24 April 2014

How to get to the Top (without actually having to work for it)

[Part 5 of 10, Free Market VS Capitalism essay series.  Part 1 here]


Pro-capitalists generally take it as a given that anything someone has they must have earned, and therefor must deserve.
Of the 20 wealthiest people in the world, 1/2 of them inherited their snowballs.  At best, they get credit for keeping it rolling, for not finding a way to stop it, but they got it already large, already moving.
More to the point, nobody actually creates a truly massive snowball of wealth by their own productivity.
Nobody has ever gotten to the top 0.01% via hourly wages.  One would have to average $25,000 per hour for an entire full-time working lifetime in order to actually earn a billion dollars.
Nobody gets 0.01% rich on salary either - not even CEO or sports legend level salary. 
For the most part CEOs of successful companies are still just in the relatively lowly 1%, maybe the top half a percent.

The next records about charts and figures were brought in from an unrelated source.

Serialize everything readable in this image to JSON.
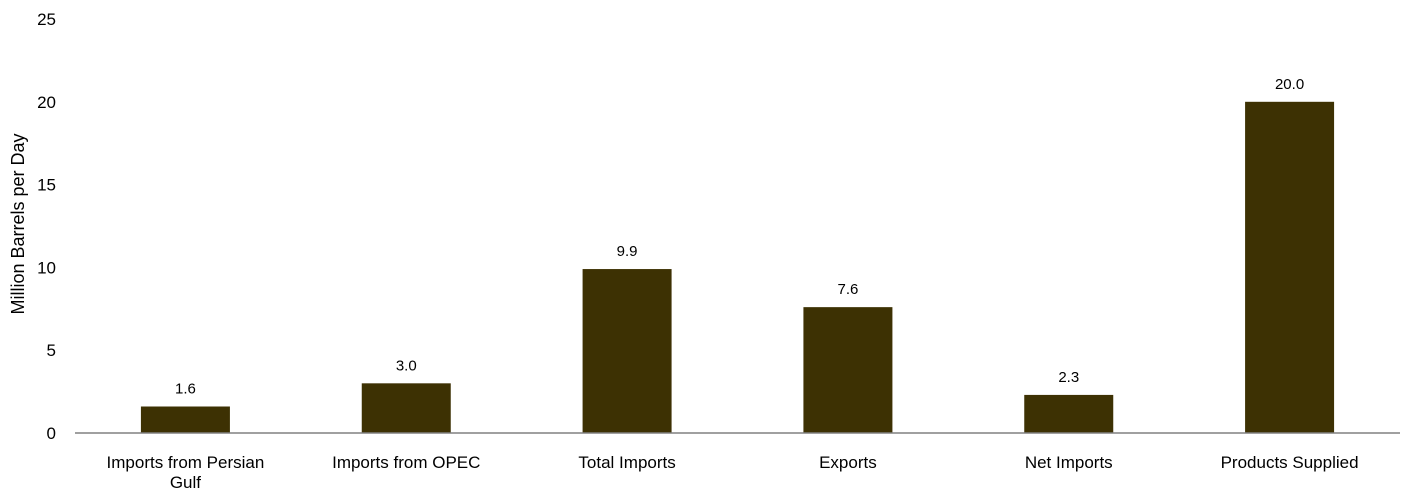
{
  "chart_data": {
    "type": "bar",
    "categories": [
      [
        "Imports from Persian",
        "Gulf"
      ],
      [
        "Imports from OPEC"
      ],
      [
        "Total Imports"
      ],
      [
        "Exports"
      ],
      [
        "Net Imports"
      ],
      [
        "Products Supplied"
      ]
    ],
    "values": [
      1.6,
      3.0,
      9.9,
      7.6,
      2.3,
      20.0
    ],
    "data_labels": [
      "1.6",
      "3.0",
      "9.9",
      "7.6",
      "2.3",
      "20.0"
    ],
    "ylabel": "Million Barrels per Day",
    "ylim": [
      0,
      25
    ],
    "yticks": [
      0,
      5,
      10,
      15,
      20,
      25
    ],
    "grid": false,
    "colors": {
      "bar": "#3D3103",
      "axis": "#808080"
    }
  }
}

The most reliable way to get even just to the 0.1% is setting up conditions so that you make money without having to work for it: rent, investment dividends, royalties - or, of course, just having employees.
Acquiring a disproportionate amount of world resources tends to involve one or more of the following - lending out existing capital so that other people give you a percentage of their own labor productivity, or producing something with low marginal cost (something cheap to reproduce) that can be widely distributed - music, movies, sports, software.
I'll come back to the second later.
Pro-capitalists generally justify investment returns on the grounds that the person paying the interest is benefiting from the use of capital that they didn't have to save up on their own.
But that argument is circular.
If some people weren't hoarding all the wealth to begin with, there would be more left over to go around, and people wouldn't need to borrow so much in the first place.
Imagine if a rich man moves into a tiny country and buys the entire nation's mining land. 
His miner's extract ore, it is delivered to his smelters and forges, and he builds all sorts of metal tools.
Then he opens tool rental places.  Anyone who wants to build anything has to rent all their tools from him.
He claims he deserves all the rental fees he gets, because he put down the capital investment in the mines and factories that create the tools.  But before he showed up, the metal ore was still there, the mines were a public good, and competition between lots of little tool makers kept prices competitive.  The fact that he rents the tools instead of selling keeps supply limited and his income high.
In short, if he weren't hoarding resources in the first place, people wouldn't be dependent on his capital.
Perhaps the best example of this is in land, which will be the topic of the next installment.